極東ロシアの森には、数多くの野生が息づいています。

野生生物の生息環境である森が失われることは、人にとっても大切な豊かな森が失われてゆくことでもあります。森とそこに生きる生きものたちを守る取り組みが必要とされています。

©Hartmut Jungius / WWF-Canon

極東ロシアの沿海州には、広葉樹と針葉樹が交わり、四季おりおりに美しい姿を見せる豊かな森が広がっています。人や野生動物たちに、多くの恵みを与え続けてきたこの森には、その生態系の頂点に立つアムールヒョウをはじめ、シマリスやクマ、シカやイノシシなど多様な野生動物が息づいています。シマリスが埋めたまつぼっくりの実から新たな木が芽生え、若木をシカが食べ、そのシカをアムールヒョウが食べる…こうした多様ないのちのつながりによって、森に豊かさが保たれています。
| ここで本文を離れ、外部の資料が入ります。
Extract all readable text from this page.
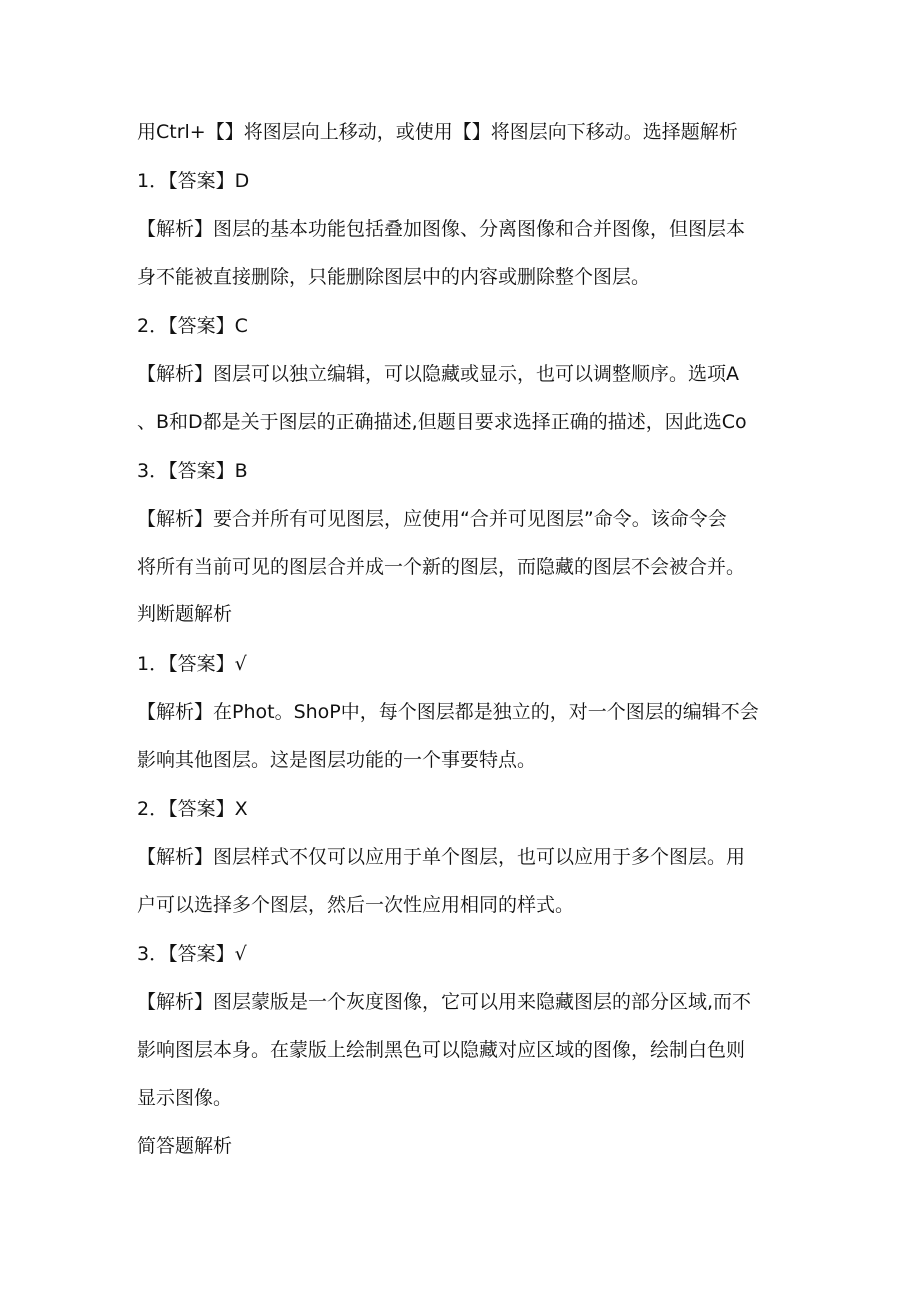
用Ctrl+【】将图层向上移动，或使用【】将图层向下移动。选择题解析
1．【答案】D
【解析】图层的基本功能包括叠加图像、分离图像和合并图像，但图层本
身不能被直接删除，只能删除图层中的内容或删除整个图层。
2．【答案】C
【解析】图层可以独立编辑，可以隐藏或显示，也可以调整顺序。选项A
、B和D都是关于图层的正确描述,但题目要求选择正确的描述，因此选Co
3．【答案】B
【解析】要合并所有可见图层，应使用“合并可见图层”命令。该命令会
将所有当前可见的图层合并成一个新的图层，而隐藏的图层不会被合并。
判断题解析
1．【答案】√
【解析】在Phot。ShoP中，每个图层都是独立的，对一个图层的编辑不会
影响其他图层。这是图层功能的一个事要特点。
2．【答案】X
【解析】图层样式不仅可以应用于单个图层，也可以应用于多个图层。用
户可以选择多个图层，然后一次性应用相同的样式。
3．【答案】√
【解析】图层蒙版是一个灰度图像，它可以用来隐藏图层的部分区域,而不
影响图层本身。在蒙版上绘制黑色可以隐藏对应区域的图像，绘制白色则
显示图像。
简答题解析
森が減っていけば、どんぐりやまつぼっくりなど木の実を食べる草食動物が減り、更に肉食動物の減少にもつながります。生きていくための森も、食べ物も減ってしまったアムールヒョウは、すでに30頭あまりが生息するのみとなってしまいました。アムールヒョウの危機は、豊かな森の危機そのものです。
地球上から多様性豊かな森が失われていくことは、人にとっても、その恵みが失われてゆくことでもあるのです。

ロシア沿海州の生物・自然環境

日本海を隔てて北海道と隣り合う、極東ロシアの沿海州。

極東ロシアの町ウラジオストックを中心に、200万人あまりが住むこの沿海州(プリモルスキー州)は、16万5,000平方キロ、北海道の倍近い面積を誇り、そのうちの実に7割以上を森林が占めています。

今、違法伐採や密猟などによって、この森の豊かさが急速に失われつつあります。極東ロシアから木材を輸入している日本も、この現状に無関係とはいえません。1本1本の木には、たくさんの動物たちが関わっていることを、どうぞ知ってください。